Увидев кого-нибудь на улице, он кидался к пряслу и хвастал.

— Тетка Луша, наш папка письмо прислал с войны. На столе под тарелкой лежит.

Приехали все веселые: им уже сообщили о письме.

Ольга Михайловна вошла спокойная, радостная, а Саша влетела как ветер, уронив в сенцах ведро. Васята неторопливо смотал кнут и поставил в угол. Ополоснув руки, Ольга Михайловна разорвала конверт. Светлая улыбка не сходила с ее лица.

— Уважаемая гражданка Ланскова, — начала она читать. — Ваш муж, солдат 19-го полка второй пехотной дивизии… Нет, это не письмо. Что-то я не разберу ничего… Дивизии… Прочитай-ка, Саня, что написано.

Ольга Михайловна опустилась на стул, письмо в ее руках дрожало.

Саша взяла письмо, запинаясь, быстро начала читать.

— Ваш муж… 19-го полка второй пехотной дивизии… в бою за город …Великолукской области. Мамочка… мама… — Саша прижала к груди листок, сухо глотнула.

— Ну что? — еле слышно спросила Ольга Михайловна.

— Мамочка, родненькая… — повторила Саша. — Родненькая моя… — Она упала на стол, забилась в плаче. — Это же… это… — Она разрыдалась громко и безутешно.

— Ты не кричи так, — устало сказала Ольга Михайловна. — Может — это и не нам. Это не нам, Саня, это и не письмо вовсе. И почерк не отцовский.

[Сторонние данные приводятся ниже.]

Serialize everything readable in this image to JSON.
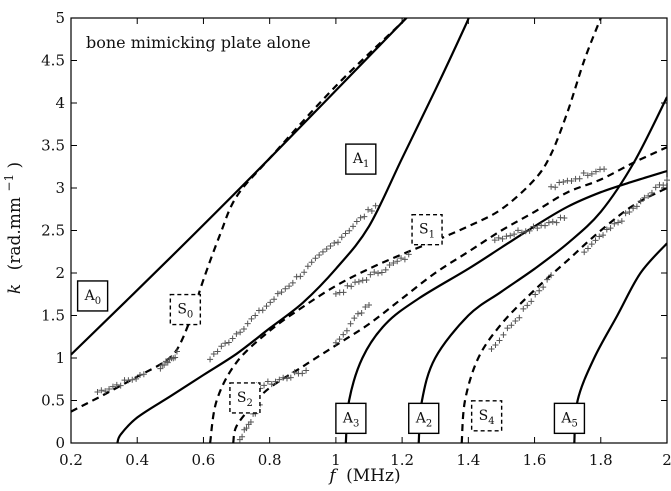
{
  "chart_data": {
    "type": "line",
    "title": "",
    "annotation": "bone mimicking plate alone",
    "xlabel": {
      "symbol": "f",
      "unit": "(MHz)"
    },
    "ylabel": {
      "symbol": "k",
      "unit": "(rad.mm",
      "exp": "−1",
      "close": ")"
    },
    "xlim": [
      0.2,
      2.0
    ],
    "ylim": [
      0,
      5
    ],
    "x_ticks": [
      "0.2",
      "0.4",
      "0.6",
      "0.8",
      "1",
      "1.2",
      "1.4",
      "1.6",
      "1.8",
      "2"
    ],
    "y_ticks": [
      "0",
      "0.5",
      "1",
      "1.5",
      "2",
      "2.5",
      "3",
      "3.5",
      "4",
      "4.5",
      "5"
    ],
    "grid": false,
    "series": [
      {
        "name": "A",
        "sub": "0",
        "style": "solid",
        "label_box": [
          0.22,
          1.73
        ],
        "points": [
          [
            0.2,
            1.04
          ],
          [
            0.5,
            2.18
          ],
          [
            0.8,
            3.35
          ],
          [
            1.2,
            4.95
          ],
          [
            1.21,
            5.0
          ]
        ]
      },
      {
        "name": "S",
        "sub": "0",
        "style": "dashed",
        "label_box": [
          0.5,
          1.57
        ],
        "points": [
          [
            0.2,
            0.37
          ],
          [
            0.3,
            0.57
          ],
          [
            0.4,
            0.78
          ],
          [
            0.48,
            0.95
          ],
          [
            0.52,
            1.1
          ],
          [
            0.56,
            1.45
          ],
          [
            0.6,
            1.92
          ],
          [
            0.65,
            2.45
          ],
          [
            0.7,
            2.9
          ],
          [
            0.8,
            3.35
          ],
          [
            1.0,
            4.2
          ],
          [
            1.2,
            4.95
          ],
          [
            1.21,
            5.0
          ]
        ]
      },
      {
        "name": "A",
        "sub": "1",
        "style": "solid",
        "label_box": [
          1.03,
          3.34
        ],
        "points": [
          [
            0.34,
            0.0
          ],
          [
            0.35,
            0.1
          ],
          [
            0.4,
            0.3
          ],
          [
            0.5,
            0.55
          ],
          [
            0.6,
            0.8
          ],
          [
            0.7,
            1.05
          ],
          [
            0.8,
            1.35
          ],
          [
            0.9,
            1.65
          ],
          [
            1.0,
            2.05
          ],
          [
            1.1,
            2.55
          ],
          [
            1.2,
            3.35
          ],
          [
            1.3,
            4.15
          ],
          [
            1.39,
            4.9
          ],
          [
            1.4,
            5.0
          ]
        ]
      },
      {
        "name": "S",
        "sub": "1",
        "style": "dashed",
        "label_box": [
          1.23,
          2.51
        ],
        "points": [
          [
            0.62,
            0.0
          ],
          [
            0.64,
            0.5
          ],
          [
            0.7,
            0.95
          ],
          [
            0.8,
            1.32
          ],
          [
            0.9,
            1.6
          ],
          [
            1.0,
            1.85
          ],
          [
            1.1,
            2.05
          ],
          [
            1.2,
            2.22
          ],
          [
            1.3,
            2.38
          ],
          [
            1.4,
            2.55
          ],
          [
            1.5,
            2.75
          ],
          [
            1.6,
            3.1
          ],
          [
            1.65,
            3.4
          ],
          [
            1.7,
            3.9
          ],
          [
            1.75,
            4.5
          ],
          [
            1.8,
            5.0
          ]
        ]
      },
      {
        "name": "S",
        "sub": "2",
        "style": "dashed",
        "label_box": [
          0.68,
          0.53
        ],
        "points": [
          [
            0.69,
            0.0
          ],
          [
            0.7,
            0.2
          ],
          [
            0.75,
            0.45
          ],
          [
            0.8,
            0.65
          ],
          [
            0.9,
            0.9
          ],
          [
            1.0,
            1.15
          ],
          [
            1.1,
            1.4
          ],
          [
            1.2,
            1.7
          ],
          [
            1.3,
            2.0
          ],
          [
            1.4,
            2.25
          ],
          [
            1.5,
            2.5
          ],
          [
            1.6,
            2.72
          ],
          [
            1.7,
            2.95
          ],
          [
            1.8,
            3.1
          ],
          [
            1.9,
            3.3
          ],
          [
            2.0,
            3.48
          ]
        ]
      },
      {
        "name": "A",
        "sub": "2",
        "style": "solid",
        "label_box": [
          1.22,
          0.29
        ],
        "points": [
          [
            1.25,
            0.0
          ],
          [
            1.26,
            0.5
          ],
          [
            1.3,
            1.0
          ],
          [
            1.4,
            1.5
          ],
          [
            1.5,
            1.78
          ],
          [
            1.6,
            2.05
          ],
          [
            1.7,
            2.35
          ],
          [
            1.8,
            2.72
          ],
          [
            1.9,
            3.3
          ],
          [
            2.0,
            4.07
          ]
        ]
      },
      {
        "name": "A",
        "sub": "3",
        "style": "solid",
        "label_box": [
          1.0,
          0.29
        ],
        "points": [
          [
            1.03,
            0.0
          ],
          [
            1.04,
            0.5
          ],
          [
            1.08,
            1.0
          ],
          [
            1.15,
            1.4
          ],
          [
            1.25,
            1.7
          ],
          [
            1.4,
            2.05
          ],
          [
            1.5,
            2.3
          ],
          [
            1.6,
            2.55
          ],
          [
            1.7,
            2.78
          ],
          [
            1.8,
            2.95
          ],
          [
            1.9,
            3.08
          ],
          [
            2.0,
            3.2
          ]
        ]
      },
      {
        "name": "S",
        "sub": "4",
        "style": "dashed",
        "label_box": [
          1.41,
          0.32
        ],
        "points": [
          [
            1.38,
            0.0
          ],
          [
            1.39,
            0.5
          ],
          [
            1.43,
            1.0
          ],
          [
            1.5,
            1.4
          ],
          [
            1.6,
            1.8
          ],
          [
            1.7,
            2.15
          ],
          [
            1.8,
            2.5
          ],
          [
            1.9,
            2.8
          ],
          [
            2.0,
            3.0
          ]
        ]
      },
      {
        "name": "A",
        "sub": "5",
        "style": "solid",
        "label_box": [
          1.66,
          0.29
        ],
        "points": [
          [
            1.72,
            0.0
          ],
          [
            1.73,
            0.5
          ],
          [
            1.78,
            1.0
          ],
          [
            1.85,
            1.5
          ],
          [
            1.92,
            2.0
          ],
          [
            2.0,
            2.35
          ]
        ]
      }
    ],
    "measured": {
      "name": "+",
      "clusters": [
        {
          "x": [
            0.28,
            0.42
          ],
          "k": [
            0.6,
            0.8
          ]
        },
        {
          "x": [
            0.47,
            0.52
          ],
          "k": [
            0.9,
            1.05
          ]
        },
        {
          "x": [
            0.76,
            0.91
          ],
          "k": [
            0.65,
            0.85
          ]
        },
        {
          "x": [
            0.71,
            0.77
          ],
          "k": [
            0.05,
            0.45
          ]
        },
        {
          "x": [
            0.62,
            1.12
          ],
          "k": [
            1.0,
            2.8
          ]
        },
        {
          "x": [
            1.0,
            1.22
          ],
          "k": [
            1.75,
            2.2
          ]
        },
        {
          "x": [
            1.0,
            1.1
          ],
          "k": [
            1.2,
            1.65
          ]
        },
        {
          "x": [
            1.48,
            1.69
          ],
          "k": [
            2.4,
            2.65
          ]
        },
        {
          "x": [
            1.65,
            1.81
          ],
          "k": [
            3.0,
            3.25
          ]
        },
        {
          "x": [
            1.47,
            1.65
          ],
          "k": [
            1.1,
            1.95
          ]
        },
        {
          "x": [
            1.75,
            2.0
          ],
          "k": [
            2.25,
            3.1
          ]
        }
      ]
    },
    "colors": {
      "line": "#000000",
      "markers": "#555555"
    }
  }
}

Она поднялась со стула, сунула письмо за рамку с фотографиями. Потом зачем-то вышла.

— Васятка, ступай выгони кур из огорода, — сказала она, тотчас вернувшись. — Не плачь, Саня, это не нам. Ошиблись люди. Где письмо?

Она стала искать, мечась по комнате. Серега, болтая ногами, смотрел большими глазами на мать, а Васятка ходил за ней и все повторял:

— Не плачь, мама. Не плачь. Не плачь.

…Саша проводила меня за ворота и забилась у меня на груди.

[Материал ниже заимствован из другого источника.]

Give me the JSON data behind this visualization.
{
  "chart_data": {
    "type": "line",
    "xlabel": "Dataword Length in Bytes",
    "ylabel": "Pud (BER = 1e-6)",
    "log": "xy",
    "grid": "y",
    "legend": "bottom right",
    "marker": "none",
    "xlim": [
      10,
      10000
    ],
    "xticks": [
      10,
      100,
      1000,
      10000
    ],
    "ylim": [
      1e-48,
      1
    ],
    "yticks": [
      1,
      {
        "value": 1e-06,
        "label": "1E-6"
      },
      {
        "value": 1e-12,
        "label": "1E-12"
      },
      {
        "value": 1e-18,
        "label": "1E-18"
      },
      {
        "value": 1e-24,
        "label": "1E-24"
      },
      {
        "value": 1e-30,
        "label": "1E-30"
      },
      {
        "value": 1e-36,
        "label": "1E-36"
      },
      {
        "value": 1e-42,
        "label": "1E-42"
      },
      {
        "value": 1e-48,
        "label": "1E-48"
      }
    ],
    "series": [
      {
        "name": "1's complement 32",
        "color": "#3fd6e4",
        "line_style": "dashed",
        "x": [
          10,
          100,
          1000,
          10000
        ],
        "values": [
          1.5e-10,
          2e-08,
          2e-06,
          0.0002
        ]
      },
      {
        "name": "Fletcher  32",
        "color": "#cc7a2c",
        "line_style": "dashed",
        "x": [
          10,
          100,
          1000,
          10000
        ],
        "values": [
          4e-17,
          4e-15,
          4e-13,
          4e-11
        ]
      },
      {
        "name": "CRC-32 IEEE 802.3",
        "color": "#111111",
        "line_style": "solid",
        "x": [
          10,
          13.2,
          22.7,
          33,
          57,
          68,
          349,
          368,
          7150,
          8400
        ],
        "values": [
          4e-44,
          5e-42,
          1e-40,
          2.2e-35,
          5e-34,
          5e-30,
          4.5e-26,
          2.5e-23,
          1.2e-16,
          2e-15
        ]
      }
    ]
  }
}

— Прощай. Нет, постой, еще погляжу. — Она опять зашлась в плаче и, всхлипывая, долго не могла выговорить ни слова. — Мы теперь тебя будем ждать. У нас больше никого нет, кроме тебя. Ты не забудешь?

Я разнял Сашины руки. С застывшим лицом она глядела мне вслед. К их дому тянулись женщины, из избы слышался разноголосый женский плач.